In Kandahar, they make a distinction between the old Pakistani-supported Taliban and the new forces of Gulbudin Hekmatyar. Hekmatyar was a well-paid CIA man during the Cold War, the much-feared leader of the Hizb-i-Islami (party of God) which brutalised the Kabul population before the Taliban. Some suspect that the CIA has called again on his services.

Of course, there are more conspiracy theories than facts. But the reality is that fear dominates every aspect of life here. "It would be easier to live under the full control of one or another government, be it the Taliban or a US-supported Afghan government," says Rafi. "But this is like living in purgatory."

If the Americans leave, Kandahar will fall in a week. That's what people in the city's bazaar say - and they are the ones who know the Taliban and al-Qa'ida.

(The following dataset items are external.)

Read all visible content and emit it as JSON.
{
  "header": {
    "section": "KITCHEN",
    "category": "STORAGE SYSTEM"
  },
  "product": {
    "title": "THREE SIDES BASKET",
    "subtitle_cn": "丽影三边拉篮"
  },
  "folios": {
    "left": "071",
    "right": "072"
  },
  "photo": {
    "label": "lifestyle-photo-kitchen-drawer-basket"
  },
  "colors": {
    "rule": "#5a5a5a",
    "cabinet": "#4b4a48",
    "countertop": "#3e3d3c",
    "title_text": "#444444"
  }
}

In the crowded streets, where shops are filled with goods imported from Pakistan, Iran and China, where young boys sell large square blocks of ice and bottled water, foreigners are no longer welcome.

No Nato patrol can pass through here. "They are too scared to come to this area," says my guide Ahmedallah. So the Taliban don't attack the market because there are no foreigners - or perhaps, as the Kandaharis claim, because this place is their nest. Kandahar is lost.